Microsoft has disclosed a new type of AI jailbreak attack dubbed “Skeleton Key,” which can bypass responsible AI guardrails in multiple generative AI models. This technique, capable of subverting most safety measures built into AI systems, highlights the critical need for robust security measures across all layers of the AI stack.
The Skeleton Key jailbreak employs a multi-turn strategy to convince an AI model to ignore its built-in safeguards. Once successful, the model becomes unable to distinguish between malicious or unsanctioned requests and legitimate ones, effectively giving attackers full control over the AI’s output.
Microsoft’s research team successfully tested the Skeleton Key technique on several prominent AI models, including Meta’s Llama3-70b-instruct, Google’s Gemini Pro, OpenAI’s GPT-3.5 Turbo and GPT-4, Mistral Large, Anthropic’s Claude 3 Opus, and Cohere Commander R Plus.
All of the affected models complied fully with requests across various risk categories, including explosives, bioweapons, political content, self-harm, racism, drugs, graphic sex, and violence.
The attack works by instructing the model to augment its behaviour guidelines, convincing it to respond to any request for information or content while providing a warning if the output might be considered offensive, harmful, or illegal. This approach, known as “Explicit: forced instruction-following,” proved effective across multiple AI systems.
“In bypassing safeguards, Skeleton Key allows the user to cause the model to produce ordinarily forbidden behaviours, which could range from production of harmful content to overriding its usual decision-making rules,” explained Microsoft.
In response to this discovery, Microsoft has implemented several protective measures in its AI offerings, including Copilot AI assistants.
Microsoft says that it has also shared its findings with other AI providers through responsible disclosure procedures and updated its Azure AI-managed models to detect and block this type of attack using Prompt Shields.

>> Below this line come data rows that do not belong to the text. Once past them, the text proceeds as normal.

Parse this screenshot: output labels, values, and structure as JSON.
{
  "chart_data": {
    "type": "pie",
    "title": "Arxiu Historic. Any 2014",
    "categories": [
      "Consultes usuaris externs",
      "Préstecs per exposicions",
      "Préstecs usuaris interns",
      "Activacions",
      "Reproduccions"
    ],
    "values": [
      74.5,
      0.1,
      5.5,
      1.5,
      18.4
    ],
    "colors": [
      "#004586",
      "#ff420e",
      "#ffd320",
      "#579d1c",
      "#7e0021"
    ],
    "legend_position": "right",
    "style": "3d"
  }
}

To mitigate the risks associated with Skeleton Key and similar jailbreak techniques, Microsoft recommends a multi-layered approach for AI system designers:
- Input filtering to detect and block potentially harmful or malicious inputs
- Careful prompt engineering of system messages to reinforce appropriate behaviour
- Output filtering to prevent the generation of content that breaches safety criteria
- Abuse monitoring systems trained on adversarial examples to detect and mitigate recurring problematic content or behaviours
Microsoft has also updated its PyRIT (Python Risk Identification Toolkit) to include Skeleton Key, enabling developers and security teams to test their AI systems against this new threat.
The discovery of the Skeleton Key jailbreak technique underscores the ongoing challenges in securing AI systems as they become more prevalent in various applications.